Улица, хоть и широкая, тотчас же напомнила мне омерзительный заштатный немецкий город средней руки. Кондитерские и булочные, колбасные лавки и пивные прилежно окаймляли мостовую.
— Вон кафе «Гайгер», — показала Мария. — Славится своими пирожными. Немцы ведь большие любители пирожных, верно?
— Да, — ответил я. — Пирожных и колбас. Так же, как итальянцы любители макарон. Нет ничего удобнее таких вот обобщений, — любезно добавил я. Не хотелось мне втягиваться в очередной глупый национальный спор. Не сейчас.
Мы молча шли по улицам. Чувство было тягостное, мне казалось, будто я все воспринимаю в каком-то смененном, сдвоенном виде. Вокруг то и дело слышалась немецкая речь, а я все равно всякий раз вздрагивал; то я видел просто наглухо закрытые ставни, а то мне мерещилось за ними недреманное око и ухо гестапо, и столь велики были эти перепады чувств, бросавшие меня от спокойствия и безопасности к страху и ненависти, что я казался себе неопытным канатоходцем, которого без страховки вытолкнули на канат, протянутый посреди улицы между всеми этими домами и немецкими вывесками. Каждая надпись по-немецки оглушала меня, как удар. Вообще-то надписи были совершенно безобидные, но только не для меня. В них мне тоже виделся двойной, мрачный смысл, как и в людях, что шли нам навстречу и так по-будничному выглядели. Но я-то знавал их другими.
— Кафе «Гинденбург», — объявила Мария.
Своей летящей походкой манекенщицы она вышагивала рядом со мной, вожделенная, но до ужаса чужая и недоступная. Казалось, она не слышит этого спертого духа захолустья, в котором я чуть не задыхался, — этой смеси провинциальной простоты, затхлого уюта и бездумного послушания, всей этой благости, которая в любую минуту была готова обернуться самым диким зверством.
— Как тут уютно, — сказала Мария.
Знаю я этот уют. В концлагерях возле бараков смерти цвели клумбы с геранями, а по воскресеньям играл лагерный оркестр; под эту музыку заключенных мучили, били плетьми, а то и медленно удавливали в петле. Не зря ведь про Гиммлера рассказывали, как нежно он любил своих ангорских кроликов. Ни одного не дал зарезать. Зато еврейских детей посылал на погибель бестрепетно. Тысячами.
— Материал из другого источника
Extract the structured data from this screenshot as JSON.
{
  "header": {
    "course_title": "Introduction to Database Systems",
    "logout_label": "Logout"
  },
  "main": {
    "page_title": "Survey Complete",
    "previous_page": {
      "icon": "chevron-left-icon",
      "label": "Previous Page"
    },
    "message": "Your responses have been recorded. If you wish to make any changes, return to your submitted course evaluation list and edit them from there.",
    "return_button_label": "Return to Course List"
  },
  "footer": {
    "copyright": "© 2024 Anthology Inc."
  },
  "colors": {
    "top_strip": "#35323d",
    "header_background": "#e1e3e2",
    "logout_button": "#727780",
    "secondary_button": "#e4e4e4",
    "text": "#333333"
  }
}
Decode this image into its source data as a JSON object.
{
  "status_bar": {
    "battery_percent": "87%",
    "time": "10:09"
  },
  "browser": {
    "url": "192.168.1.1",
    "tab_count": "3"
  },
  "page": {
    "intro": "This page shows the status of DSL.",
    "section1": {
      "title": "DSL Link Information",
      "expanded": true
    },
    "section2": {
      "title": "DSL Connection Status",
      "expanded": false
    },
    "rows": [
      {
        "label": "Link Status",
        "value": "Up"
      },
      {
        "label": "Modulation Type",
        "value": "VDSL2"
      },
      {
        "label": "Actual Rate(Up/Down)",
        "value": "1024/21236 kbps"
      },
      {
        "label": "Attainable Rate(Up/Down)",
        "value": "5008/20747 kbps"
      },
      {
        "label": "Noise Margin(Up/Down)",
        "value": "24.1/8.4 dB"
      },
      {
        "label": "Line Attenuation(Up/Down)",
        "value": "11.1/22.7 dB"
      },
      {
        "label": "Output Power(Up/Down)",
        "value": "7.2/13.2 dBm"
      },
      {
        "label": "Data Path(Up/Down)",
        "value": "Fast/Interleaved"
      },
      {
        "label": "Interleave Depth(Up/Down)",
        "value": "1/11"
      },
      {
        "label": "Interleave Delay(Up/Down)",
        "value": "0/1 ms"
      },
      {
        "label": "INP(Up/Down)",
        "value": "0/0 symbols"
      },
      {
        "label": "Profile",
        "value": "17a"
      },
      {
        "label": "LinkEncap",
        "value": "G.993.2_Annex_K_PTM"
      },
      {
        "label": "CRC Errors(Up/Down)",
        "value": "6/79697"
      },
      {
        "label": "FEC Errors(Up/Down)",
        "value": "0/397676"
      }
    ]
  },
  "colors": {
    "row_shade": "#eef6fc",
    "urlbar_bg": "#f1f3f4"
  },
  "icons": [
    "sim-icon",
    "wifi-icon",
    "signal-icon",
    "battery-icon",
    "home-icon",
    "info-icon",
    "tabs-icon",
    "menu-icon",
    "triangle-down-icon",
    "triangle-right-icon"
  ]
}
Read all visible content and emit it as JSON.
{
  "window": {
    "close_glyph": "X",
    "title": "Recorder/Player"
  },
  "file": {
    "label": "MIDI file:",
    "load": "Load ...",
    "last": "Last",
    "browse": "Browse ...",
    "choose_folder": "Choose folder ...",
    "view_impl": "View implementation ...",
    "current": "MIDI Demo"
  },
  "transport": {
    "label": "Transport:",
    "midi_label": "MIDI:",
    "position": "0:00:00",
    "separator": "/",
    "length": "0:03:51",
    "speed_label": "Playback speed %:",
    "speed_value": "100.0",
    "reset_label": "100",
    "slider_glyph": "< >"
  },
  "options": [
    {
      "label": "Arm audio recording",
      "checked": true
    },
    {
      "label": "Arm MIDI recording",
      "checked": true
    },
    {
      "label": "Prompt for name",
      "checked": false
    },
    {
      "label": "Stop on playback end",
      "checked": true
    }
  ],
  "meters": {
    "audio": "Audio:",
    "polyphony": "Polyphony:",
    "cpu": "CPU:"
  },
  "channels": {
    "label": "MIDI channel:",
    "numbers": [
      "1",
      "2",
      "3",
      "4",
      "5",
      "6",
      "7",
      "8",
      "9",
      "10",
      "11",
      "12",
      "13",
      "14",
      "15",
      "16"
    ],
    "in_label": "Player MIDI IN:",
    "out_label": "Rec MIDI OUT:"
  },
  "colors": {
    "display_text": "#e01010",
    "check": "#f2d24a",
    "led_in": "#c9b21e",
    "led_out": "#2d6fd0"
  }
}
Я чувствовал во всем теле легкую дрожь. Я вдруг усомнился, смогу ли когда-нибудь снова вернуться в Германию. Я знал — ничего в жизни я не желаю столь же страстно, как этого возвращения, но помыслить его себе никак не мог. И вообще — тут что-то совсем другое. Я ведь мечтал вернуться на родину, чтобы отыскать убийц моего отца, а не для того, чтобы снова там жить. И сейчас, вот сию секунду, я почувствовал, что не сумел бы там жить. Меня бы всю жизнь преследовала эта двойная оптика: страна безобидных обывателей и, ее тенью, страна исполнительных убийц. Я чувствовал, что уже никогда не смогу их разделить. Слишком часто и страна, и люди менялись прямо у меня на глазах. Да и не хочу я ничего разделять. Передо мной отвесная черная стена, непреодолимая преграда. Передо мной убийства, которые истерзали всю мою жизнь. При одной только мысли о них все во мне закипает и много дней не может успокоиться. Нет мне житья, пока я не расквитаюсь за эти убийства. Именно расквитаюсь — речь не о правосудии. За жизнь моих близких убийца поплатится своей жизнью.